Cairo's architecture gems left to crumble
- 19 October 2010
- From the section Middle East
Nagwa Shoeb is showing me the site of her childhood home, in the Cairo suburb of Heliopolis.
It is now an ugly modern high-rise. On the ground floor, there are women's clothing stores, with garish displays. The apartments above, never a thing of beauty, are further disfigured by the air-conditioning units perched outside.
It was all very different when she was growing up.
"This, I am afraid to say, I am ashamed to say, was the site of our villa with a beautiful garden where I grew up with my brothers and sisters. We had beautiful parties, and just really enjoyed our life here," Ms Shoeb said.
As time went on the family drifted away, her mother grew old and moved out. Eventually the villa was demolished, along with most of the others in the street.
It is a story repeated across this city, once known as the "Paris of the Middle East".

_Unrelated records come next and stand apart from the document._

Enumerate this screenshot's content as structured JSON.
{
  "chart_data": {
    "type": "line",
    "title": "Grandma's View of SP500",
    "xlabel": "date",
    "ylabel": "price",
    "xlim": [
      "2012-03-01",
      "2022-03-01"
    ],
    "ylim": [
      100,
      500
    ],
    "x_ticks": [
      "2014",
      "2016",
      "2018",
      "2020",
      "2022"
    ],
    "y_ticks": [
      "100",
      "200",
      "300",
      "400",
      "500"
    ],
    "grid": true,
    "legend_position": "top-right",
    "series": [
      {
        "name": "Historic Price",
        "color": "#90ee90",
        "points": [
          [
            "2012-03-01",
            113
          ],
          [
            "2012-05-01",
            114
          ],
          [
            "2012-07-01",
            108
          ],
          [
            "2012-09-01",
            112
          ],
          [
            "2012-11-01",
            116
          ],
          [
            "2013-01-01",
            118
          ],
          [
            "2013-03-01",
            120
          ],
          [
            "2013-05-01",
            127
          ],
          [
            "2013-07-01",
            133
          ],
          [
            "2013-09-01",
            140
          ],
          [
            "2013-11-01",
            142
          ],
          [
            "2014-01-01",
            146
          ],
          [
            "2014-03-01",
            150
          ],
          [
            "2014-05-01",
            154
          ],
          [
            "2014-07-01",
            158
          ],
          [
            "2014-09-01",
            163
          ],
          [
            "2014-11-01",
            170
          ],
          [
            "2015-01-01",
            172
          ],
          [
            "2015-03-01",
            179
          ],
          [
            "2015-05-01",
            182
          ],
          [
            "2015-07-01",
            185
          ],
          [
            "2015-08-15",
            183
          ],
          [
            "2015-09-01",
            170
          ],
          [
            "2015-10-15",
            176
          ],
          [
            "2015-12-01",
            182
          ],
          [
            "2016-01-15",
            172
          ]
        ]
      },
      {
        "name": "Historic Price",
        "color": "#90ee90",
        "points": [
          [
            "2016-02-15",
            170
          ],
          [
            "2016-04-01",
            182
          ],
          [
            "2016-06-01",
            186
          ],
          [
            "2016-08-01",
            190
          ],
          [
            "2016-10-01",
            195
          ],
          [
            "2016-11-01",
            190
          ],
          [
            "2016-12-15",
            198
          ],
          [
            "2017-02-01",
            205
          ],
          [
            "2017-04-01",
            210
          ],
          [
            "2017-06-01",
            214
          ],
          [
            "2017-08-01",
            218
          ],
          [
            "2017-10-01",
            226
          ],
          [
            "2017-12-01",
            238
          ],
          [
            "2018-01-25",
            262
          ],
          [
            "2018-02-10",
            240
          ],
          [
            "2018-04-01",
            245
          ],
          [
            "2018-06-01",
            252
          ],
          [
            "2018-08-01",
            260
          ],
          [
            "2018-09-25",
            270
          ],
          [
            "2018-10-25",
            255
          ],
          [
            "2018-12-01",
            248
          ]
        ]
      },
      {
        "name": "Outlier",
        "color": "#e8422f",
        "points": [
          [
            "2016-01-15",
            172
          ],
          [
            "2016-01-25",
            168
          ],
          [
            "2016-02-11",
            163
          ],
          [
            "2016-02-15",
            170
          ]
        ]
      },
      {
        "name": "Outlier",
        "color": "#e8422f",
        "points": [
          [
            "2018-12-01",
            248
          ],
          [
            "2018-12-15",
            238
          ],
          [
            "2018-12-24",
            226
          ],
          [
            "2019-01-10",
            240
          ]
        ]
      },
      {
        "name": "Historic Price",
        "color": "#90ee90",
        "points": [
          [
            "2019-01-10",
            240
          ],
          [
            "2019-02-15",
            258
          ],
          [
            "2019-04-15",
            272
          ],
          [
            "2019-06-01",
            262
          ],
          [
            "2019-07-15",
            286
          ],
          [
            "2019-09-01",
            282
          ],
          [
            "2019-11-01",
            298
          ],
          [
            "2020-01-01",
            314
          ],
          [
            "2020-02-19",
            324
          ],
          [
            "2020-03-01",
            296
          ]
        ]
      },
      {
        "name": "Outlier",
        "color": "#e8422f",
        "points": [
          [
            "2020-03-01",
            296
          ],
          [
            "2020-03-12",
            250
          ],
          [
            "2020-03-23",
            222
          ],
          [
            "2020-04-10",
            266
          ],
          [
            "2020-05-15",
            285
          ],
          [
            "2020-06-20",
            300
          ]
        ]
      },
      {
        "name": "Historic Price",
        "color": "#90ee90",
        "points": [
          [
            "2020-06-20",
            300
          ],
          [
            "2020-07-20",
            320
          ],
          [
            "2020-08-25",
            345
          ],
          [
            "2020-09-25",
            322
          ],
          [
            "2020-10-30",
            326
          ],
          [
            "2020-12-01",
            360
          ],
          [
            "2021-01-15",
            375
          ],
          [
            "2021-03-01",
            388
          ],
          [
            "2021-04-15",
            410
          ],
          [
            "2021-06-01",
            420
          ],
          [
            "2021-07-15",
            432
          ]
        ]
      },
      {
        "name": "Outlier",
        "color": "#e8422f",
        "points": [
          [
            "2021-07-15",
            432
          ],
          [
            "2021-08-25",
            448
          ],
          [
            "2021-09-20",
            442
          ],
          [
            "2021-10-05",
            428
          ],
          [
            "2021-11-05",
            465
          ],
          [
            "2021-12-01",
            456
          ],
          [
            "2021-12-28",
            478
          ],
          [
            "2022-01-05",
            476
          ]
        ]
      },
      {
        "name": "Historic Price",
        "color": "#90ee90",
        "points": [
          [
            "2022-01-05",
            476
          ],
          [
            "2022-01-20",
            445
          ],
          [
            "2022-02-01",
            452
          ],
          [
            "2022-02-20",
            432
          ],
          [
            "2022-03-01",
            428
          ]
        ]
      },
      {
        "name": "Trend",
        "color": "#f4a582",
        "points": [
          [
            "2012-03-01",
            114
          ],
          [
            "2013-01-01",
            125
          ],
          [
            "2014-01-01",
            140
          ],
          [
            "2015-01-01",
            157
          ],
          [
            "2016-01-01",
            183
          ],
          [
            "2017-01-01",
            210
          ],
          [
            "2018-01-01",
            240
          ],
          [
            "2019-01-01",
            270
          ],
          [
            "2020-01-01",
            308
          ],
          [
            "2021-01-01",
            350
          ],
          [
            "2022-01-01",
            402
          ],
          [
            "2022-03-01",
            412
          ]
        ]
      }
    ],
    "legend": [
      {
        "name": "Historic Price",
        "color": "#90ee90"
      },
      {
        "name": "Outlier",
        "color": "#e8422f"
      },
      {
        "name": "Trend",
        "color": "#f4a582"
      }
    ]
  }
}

The suburb of Heliopolis was an architectural gem, developed from 1908, in Cairo's fashionable heyday.
On the smart island of Zamalek in the centre of the Nile, some of the villas were miniature palaces, fabulous follies were the centre of a glittering social life.
The adventurous architecture was a synthesis of European and Middle Eastern. It became an expression of the city's self-confidence.
"It was the opening of commercial life, the opening for industry, the opening for culture itself, which gave this dream for the people to build such buildings," explains architect Mona Zacharia, who has been involved in some impressive restoration projects.
Now, the demise of the villas has its own message.
Angus Blair, a Briton who has lived in Cairo for the last four-and-a-half years, says the decline began in the wave of nationalisation that followed the 1952 revolution.
Since then families have sold off their villas, usually for financial reasons, maybe because the family members want to share out their inheritance.
"What has happened since the 1950s has been the growing of Cairo as a grindingly ugly city," he said scathingly. The problem compounds itself, he believes. "If a city is ugly people don't tend to take care of it."
In recent years, the government has begun to impose conservation orders. It means more buildings are left standing, but the problems are not resolved.
One of Nagwa Shoeb's old neighbours and childhood friends, Madame Fatmeh, is left marooned in her huge villa. It has been on the market for eight years, but nobody wants to buy. She can barely afford to run it, let alone to renovate it. She is not allowed to knock it down.
"I was born here. I lived here all my life. But now it became a hell," she complained.
While she stoically waits and hopes for a buyer, other owners take a more cynical view. Some villas are deliberately left derelict, with the owners hoping they will fall down of their own accord.
One of the most spectacular in Zamalek now has vegetation growing through its roof. Instead of demolition, it is dying a slow death.
Samir Gharib is chairman of the government sponsored National Organisation for Urban Harmony. He has been working to persuade Egyptians to value their heritage more. But he accepts there are big financial issues as well:
"It is much, much more profitable for owners to build a new building than to keep the old building. We have to make the old buildings profitable, economically, for the owners," he explained.
He points out that the government cannot begin to provide the sort of money needed to solve the problem.
Angus Blair blames a lack of "imagination and creativity".
Cairo is now home to perhaps 20 million people. Many of them battle just to survive.
For them the preservation of this architectural past is probably an irrelevance.
But if Cairo is to rediscover and benefit from its recent past, private developers and the government will need to work together. If not, this magnificent legacy could be lost for future generations.